H&M/David Beckham “David Beckham Bodywear” – 8:1
As it always does, David Beckham’s body gives this ad an athletic edge against the competition and it's universally appealing, since everyone uses underwear (except those that don’t, but who wants to know them?). However, a good portion of any Super Bowl audience is made up of people who don’t care what David Beckham looks like naked (hard to believe they exist, but it's true) and have already bought Michael Jordan’s boxer-briefs.
Acura "Transactions" – 6:1
Jerry Seinfeld has been a Super Bowl MVP in years past and, while this is one of his stronger efforts, we could have gone for a little more car and a little less comedy (what exactly is he selling again?).
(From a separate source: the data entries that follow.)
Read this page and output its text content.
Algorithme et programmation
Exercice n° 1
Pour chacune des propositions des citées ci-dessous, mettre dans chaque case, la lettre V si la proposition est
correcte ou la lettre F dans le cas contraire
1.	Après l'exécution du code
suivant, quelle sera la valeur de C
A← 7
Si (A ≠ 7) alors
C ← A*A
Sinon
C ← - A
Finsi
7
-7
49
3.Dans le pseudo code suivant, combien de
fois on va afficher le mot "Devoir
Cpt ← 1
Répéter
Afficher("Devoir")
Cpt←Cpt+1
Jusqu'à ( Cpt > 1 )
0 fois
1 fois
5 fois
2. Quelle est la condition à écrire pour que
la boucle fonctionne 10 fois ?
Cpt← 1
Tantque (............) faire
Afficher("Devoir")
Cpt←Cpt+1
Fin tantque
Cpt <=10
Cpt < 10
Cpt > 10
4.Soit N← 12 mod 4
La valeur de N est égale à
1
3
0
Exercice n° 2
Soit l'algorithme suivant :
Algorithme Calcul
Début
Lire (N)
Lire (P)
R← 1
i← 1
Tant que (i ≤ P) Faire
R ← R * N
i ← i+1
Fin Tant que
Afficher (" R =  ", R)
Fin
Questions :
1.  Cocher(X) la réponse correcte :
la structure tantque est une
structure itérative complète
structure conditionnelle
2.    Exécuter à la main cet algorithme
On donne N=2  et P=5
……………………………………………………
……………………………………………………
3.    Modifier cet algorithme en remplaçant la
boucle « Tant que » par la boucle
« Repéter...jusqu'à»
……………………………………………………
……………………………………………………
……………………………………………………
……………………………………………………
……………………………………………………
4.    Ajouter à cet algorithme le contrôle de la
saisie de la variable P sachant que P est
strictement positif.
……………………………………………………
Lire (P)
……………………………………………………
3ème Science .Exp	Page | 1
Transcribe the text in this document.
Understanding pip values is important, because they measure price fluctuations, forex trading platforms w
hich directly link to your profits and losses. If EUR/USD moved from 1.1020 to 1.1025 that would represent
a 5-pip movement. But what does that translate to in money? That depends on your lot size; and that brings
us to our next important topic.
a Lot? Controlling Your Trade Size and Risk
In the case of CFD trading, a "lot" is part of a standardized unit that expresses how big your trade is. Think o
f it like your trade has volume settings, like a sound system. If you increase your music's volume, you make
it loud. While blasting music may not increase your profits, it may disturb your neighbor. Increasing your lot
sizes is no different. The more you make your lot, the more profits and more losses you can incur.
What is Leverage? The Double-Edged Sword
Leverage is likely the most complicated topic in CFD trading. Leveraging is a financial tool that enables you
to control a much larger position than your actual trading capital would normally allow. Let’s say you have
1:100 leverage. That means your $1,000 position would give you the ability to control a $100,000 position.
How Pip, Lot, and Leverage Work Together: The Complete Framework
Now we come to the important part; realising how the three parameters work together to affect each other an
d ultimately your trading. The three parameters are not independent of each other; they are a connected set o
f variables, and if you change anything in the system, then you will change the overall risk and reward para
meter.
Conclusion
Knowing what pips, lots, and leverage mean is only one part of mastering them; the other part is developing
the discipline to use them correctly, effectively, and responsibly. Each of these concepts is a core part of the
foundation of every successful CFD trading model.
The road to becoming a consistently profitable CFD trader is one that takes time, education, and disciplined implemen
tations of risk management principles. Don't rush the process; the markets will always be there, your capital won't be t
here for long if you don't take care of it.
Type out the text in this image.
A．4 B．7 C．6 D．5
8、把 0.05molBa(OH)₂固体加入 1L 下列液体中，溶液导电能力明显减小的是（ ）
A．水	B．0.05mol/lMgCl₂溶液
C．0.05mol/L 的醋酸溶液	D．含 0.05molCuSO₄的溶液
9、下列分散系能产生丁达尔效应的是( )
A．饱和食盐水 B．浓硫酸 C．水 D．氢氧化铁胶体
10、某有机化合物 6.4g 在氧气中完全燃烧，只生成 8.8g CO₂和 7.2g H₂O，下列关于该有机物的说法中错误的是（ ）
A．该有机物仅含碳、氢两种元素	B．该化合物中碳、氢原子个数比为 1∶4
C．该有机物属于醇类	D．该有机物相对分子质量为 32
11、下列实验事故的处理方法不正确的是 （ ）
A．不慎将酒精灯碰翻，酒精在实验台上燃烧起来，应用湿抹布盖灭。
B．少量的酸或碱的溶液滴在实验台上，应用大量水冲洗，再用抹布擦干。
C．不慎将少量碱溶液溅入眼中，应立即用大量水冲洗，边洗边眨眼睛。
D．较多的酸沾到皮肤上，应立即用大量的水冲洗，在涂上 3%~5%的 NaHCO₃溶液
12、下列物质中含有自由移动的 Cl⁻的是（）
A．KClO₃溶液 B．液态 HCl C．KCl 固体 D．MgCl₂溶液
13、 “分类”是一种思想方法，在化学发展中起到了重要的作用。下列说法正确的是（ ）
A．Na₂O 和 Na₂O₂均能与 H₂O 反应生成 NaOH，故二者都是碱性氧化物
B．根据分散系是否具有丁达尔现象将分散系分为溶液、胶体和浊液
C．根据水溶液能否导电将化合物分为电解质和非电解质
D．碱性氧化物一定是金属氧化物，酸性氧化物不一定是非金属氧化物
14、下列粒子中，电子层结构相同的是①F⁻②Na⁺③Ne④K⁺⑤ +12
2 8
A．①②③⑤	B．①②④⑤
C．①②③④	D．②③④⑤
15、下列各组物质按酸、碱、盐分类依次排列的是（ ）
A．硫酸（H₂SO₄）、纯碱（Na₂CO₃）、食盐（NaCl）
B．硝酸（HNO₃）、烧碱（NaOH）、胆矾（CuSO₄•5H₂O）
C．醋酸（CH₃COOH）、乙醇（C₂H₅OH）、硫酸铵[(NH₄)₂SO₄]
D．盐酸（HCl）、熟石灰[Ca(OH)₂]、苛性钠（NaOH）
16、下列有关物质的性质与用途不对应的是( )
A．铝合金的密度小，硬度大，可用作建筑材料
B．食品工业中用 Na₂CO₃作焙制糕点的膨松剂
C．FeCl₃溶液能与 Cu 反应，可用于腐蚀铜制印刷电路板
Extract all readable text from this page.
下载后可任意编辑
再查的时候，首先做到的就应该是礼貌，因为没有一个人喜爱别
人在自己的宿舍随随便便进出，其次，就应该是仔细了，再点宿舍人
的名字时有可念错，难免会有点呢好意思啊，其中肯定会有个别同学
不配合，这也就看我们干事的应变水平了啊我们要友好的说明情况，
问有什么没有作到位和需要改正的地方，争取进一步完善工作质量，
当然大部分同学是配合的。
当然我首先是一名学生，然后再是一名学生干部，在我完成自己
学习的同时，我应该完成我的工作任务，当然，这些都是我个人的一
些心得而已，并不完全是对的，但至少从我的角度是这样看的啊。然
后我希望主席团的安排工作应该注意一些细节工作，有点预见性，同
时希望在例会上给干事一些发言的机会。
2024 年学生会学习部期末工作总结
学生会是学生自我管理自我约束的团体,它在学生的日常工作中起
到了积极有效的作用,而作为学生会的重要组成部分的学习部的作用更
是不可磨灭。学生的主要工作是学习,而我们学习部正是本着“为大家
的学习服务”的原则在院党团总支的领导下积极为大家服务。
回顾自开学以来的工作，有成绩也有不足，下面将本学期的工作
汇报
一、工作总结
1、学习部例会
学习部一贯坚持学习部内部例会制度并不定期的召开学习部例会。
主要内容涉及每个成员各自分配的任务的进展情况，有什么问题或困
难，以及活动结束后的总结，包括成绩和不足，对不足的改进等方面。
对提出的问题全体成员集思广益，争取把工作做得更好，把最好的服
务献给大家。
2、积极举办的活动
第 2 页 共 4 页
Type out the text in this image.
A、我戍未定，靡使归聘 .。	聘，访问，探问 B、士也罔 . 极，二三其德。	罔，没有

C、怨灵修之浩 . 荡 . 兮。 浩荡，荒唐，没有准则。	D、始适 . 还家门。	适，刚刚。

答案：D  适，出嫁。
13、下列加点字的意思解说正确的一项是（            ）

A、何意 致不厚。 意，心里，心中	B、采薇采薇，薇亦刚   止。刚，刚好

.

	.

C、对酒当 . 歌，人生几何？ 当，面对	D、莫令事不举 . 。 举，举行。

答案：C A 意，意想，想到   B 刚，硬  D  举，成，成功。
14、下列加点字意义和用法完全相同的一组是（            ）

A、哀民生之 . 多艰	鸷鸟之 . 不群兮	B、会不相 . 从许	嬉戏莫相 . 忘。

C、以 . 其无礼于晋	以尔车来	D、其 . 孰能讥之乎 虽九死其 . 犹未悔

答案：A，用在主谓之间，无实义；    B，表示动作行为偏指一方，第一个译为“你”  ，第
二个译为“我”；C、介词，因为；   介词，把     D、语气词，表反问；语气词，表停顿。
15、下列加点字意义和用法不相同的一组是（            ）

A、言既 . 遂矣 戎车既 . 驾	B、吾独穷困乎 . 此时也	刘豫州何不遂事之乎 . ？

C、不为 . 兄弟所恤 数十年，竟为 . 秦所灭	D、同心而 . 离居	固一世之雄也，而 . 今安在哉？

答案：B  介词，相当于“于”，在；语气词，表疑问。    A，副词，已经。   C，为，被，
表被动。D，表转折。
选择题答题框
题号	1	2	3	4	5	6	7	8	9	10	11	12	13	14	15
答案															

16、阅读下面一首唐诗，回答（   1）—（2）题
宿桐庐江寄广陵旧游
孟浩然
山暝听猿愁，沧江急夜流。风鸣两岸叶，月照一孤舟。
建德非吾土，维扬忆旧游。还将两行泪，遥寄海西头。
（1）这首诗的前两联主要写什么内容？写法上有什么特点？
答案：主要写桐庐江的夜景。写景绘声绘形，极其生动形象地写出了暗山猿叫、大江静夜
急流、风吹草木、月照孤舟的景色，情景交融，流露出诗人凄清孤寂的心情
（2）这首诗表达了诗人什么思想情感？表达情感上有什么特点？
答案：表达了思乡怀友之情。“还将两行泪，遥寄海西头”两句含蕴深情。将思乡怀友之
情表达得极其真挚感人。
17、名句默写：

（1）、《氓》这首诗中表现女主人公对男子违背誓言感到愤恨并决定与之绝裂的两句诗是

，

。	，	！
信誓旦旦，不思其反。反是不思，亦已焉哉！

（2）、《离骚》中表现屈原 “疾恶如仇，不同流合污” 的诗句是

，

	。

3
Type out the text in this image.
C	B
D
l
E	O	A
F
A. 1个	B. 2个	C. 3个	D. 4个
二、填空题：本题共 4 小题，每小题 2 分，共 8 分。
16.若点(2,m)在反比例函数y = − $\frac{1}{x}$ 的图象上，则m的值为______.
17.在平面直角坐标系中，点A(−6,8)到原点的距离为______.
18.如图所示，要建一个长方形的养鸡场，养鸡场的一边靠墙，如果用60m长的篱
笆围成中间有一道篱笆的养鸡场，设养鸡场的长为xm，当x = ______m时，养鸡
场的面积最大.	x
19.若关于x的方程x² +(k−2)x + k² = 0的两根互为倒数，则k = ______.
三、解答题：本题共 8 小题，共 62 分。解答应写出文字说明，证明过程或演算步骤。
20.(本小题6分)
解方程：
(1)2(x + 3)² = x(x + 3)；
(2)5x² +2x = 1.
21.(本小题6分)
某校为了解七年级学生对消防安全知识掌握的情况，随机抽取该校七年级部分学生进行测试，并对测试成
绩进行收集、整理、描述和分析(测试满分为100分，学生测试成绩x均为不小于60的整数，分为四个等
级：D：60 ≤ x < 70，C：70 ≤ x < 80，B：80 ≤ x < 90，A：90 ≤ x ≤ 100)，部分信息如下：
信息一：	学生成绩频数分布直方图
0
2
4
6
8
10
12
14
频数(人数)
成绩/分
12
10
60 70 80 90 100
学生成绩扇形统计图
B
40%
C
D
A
Nonetheless, the veteran player offers quite a few yuks before Jay Leno comes along and, as he always does, ruins everything. Pft... Leno.
Honda "Matthew's Day Off" – 5:1
It’s Ferris!!! Well, actually, no. But it’s as close to a sequel as you’re going to get in this life. Regardless of the fact that there’s little that’s cool about Honda’s CRV, this is the coolest Matthew Broderick’s been in a quarter of a century. The star quarterback here makes this ad a true contender. But with Ferris’ supporting players – Cameron, Sloane, Rooney – on the bench, we can't declare it a total lock.
Kinect Star Wars “Duel” – 3:1
A dark horse, to be sure, but replacing Alec Guinness in the role of Obi Wan Kenobi with Parks and Recreation's Chris Pratt in this advert for the Playstation Kinect’s new Star Wars game is inspired play calling. Though he looks quite different in his undies than Mr. Beckham, Pratt’s couch-surfing Jedi is our MVP and this simple ad is our projected champ.